The Homeowner’s Guide to Lead

What is lead?
Lead is a toxic heavy metal that occurs naturally in the earth. Lead has negative health effects on humans when it is ingested through the mouth, inhaled into the lungs, or enters the body through contact with the skin. Some of the most common sources of lead exposure are lead-based paints, treated wood products, and the lead that escapes from aging water pipes.

Why is lead harmful?
Lead exposure can lead to damage to the brain and other vital organs including the kidneys, nerves and blood. Lead may also cause behavioral problems, learning disabilities and seizures. Children who are poisoned with lead may not show any obvious signs. The World Health Organization estimated that in 2013 lead poisoning resulted in 143,000 deaths and contributed to 600,000 new cases of children suffering with intellectual disabilities.

Should my home be tested for lead?

To insure the health and safety of your family, your home should be tested for lead risks if any of the following are true:

  • a child has been diagnosed as having elevated blood lead levels
  • small children will be living in a home built before 1978
  • planning to remodel or do anything that will disturb lead-based paint
  • an activity may generate lead-based paint dust and chips
  • buying or renting a home
  • there is concern about possible lead exposure to yourself, your family or your pets

What about lead paint?

Lead Paint Inspections
A lead-based paint inspection is a surface-by-surface inspection to determine the presence or absence of lead-based paint. Our licensed and certified Lead Inspectors use the latest technology to test for lead in sources such as paint chips, dust and soil. All physical samples are tested in a laboratory certified in lead analysis.

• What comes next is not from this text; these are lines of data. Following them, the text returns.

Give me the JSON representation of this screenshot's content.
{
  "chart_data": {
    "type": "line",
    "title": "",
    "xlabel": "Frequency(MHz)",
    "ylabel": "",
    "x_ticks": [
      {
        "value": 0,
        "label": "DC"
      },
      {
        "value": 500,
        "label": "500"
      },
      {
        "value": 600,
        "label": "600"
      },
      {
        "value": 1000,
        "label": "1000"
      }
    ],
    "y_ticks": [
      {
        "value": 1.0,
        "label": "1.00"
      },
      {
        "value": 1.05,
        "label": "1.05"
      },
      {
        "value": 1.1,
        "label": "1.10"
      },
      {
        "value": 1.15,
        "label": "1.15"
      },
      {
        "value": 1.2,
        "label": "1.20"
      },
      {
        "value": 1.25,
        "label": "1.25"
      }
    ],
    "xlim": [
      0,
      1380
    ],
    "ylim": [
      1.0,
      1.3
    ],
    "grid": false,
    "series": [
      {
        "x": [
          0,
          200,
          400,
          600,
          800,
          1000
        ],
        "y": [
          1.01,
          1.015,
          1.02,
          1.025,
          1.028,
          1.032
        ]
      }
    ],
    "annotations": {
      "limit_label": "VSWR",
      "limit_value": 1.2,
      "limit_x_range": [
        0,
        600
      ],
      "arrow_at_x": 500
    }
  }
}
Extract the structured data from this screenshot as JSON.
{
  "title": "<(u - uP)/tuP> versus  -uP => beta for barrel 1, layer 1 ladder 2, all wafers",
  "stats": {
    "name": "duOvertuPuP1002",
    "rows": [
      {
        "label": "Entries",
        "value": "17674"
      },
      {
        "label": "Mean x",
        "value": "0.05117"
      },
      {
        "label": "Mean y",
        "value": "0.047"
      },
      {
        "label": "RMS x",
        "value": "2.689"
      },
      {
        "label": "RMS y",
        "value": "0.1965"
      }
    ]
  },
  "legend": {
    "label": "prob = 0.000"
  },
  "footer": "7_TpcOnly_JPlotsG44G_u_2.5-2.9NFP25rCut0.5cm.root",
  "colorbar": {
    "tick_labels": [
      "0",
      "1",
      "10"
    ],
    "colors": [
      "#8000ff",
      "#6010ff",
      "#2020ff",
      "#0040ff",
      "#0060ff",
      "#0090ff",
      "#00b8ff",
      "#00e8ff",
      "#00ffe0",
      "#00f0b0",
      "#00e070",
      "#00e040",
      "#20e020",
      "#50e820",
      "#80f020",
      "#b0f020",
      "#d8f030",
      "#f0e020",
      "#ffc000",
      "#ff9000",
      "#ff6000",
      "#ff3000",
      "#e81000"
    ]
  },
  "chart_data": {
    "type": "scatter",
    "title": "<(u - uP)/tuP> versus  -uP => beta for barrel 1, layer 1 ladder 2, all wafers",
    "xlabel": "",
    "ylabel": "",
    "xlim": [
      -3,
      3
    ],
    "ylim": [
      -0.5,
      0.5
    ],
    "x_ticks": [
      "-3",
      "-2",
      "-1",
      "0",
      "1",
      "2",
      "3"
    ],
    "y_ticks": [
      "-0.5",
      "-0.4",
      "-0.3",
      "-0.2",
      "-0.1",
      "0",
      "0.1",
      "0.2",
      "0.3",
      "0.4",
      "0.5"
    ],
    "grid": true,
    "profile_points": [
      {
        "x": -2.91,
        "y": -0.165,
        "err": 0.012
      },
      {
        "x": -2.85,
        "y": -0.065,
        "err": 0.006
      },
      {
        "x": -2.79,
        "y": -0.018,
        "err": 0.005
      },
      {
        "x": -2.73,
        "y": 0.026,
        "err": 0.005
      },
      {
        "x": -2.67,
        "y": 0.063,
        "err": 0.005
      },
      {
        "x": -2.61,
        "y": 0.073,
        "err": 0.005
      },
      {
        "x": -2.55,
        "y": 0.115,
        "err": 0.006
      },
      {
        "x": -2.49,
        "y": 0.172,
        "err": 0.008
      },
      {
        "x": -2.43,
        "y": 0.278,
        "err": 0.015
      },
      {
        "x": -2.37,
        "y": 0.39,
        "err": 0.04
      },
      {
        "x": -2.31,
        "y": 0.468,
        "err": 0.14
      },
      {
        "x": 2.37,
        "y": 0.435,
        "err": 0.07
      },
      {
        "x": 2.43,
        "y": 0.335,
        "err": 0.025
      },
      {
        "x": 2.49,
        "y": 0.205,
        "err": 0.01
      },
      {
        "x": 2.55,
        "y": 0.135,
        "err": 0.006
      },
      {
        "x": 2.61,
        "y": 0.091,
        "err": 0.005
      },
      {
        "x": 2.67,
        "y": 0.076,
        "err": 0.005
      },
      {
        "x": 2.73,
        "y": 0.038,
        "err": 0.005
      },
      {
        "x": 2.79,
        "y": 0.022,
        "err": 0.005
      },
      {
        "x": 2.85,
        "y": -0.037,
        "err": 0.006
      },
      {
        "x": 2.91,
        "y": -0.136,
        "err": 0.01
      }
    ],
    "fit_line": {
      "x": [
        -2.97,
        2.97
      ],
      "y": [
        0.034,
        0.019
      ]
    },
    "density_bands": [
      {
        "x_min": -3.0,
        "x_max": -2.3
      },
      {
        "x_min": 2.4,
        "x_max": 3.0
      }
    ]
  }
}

Lead Paint Risk Assessments
A lead-based paint risk assessment determines if any lead-based paint hazards exist in and around a structure, and will provide solutions for reducing and managing any hazards identified. Our licensed and certified Lead Paint Risk Assessors will create a plan to control the lead-based paint hazards. A remediation contractor will then implement the hazard control plan.

Lead Paint Clearance Testing
Lead clearance testing should be conducted after any repair, renovation or any other activity that disturbs lead-based paint. Our licensed and certified Lead Inspectors will visually inspect the work area and confirm that all lead-related work has been properly completed, and test to confirm that the work space is lead-free and ready for safe occupation. All physical samples are tested in a laboratory certified in lead analysis.

What about lead in water?

Most lead contamination in drinking water comes from lead-containing plumbing materials. As these materials age and corrode, lead can dissolve into the water supply. Our technicians will test your home, business, school or industrial property for the presence of lead in the water supply. All samples are analyzed in a laboratory certified by the United State Environmental Protection Agency.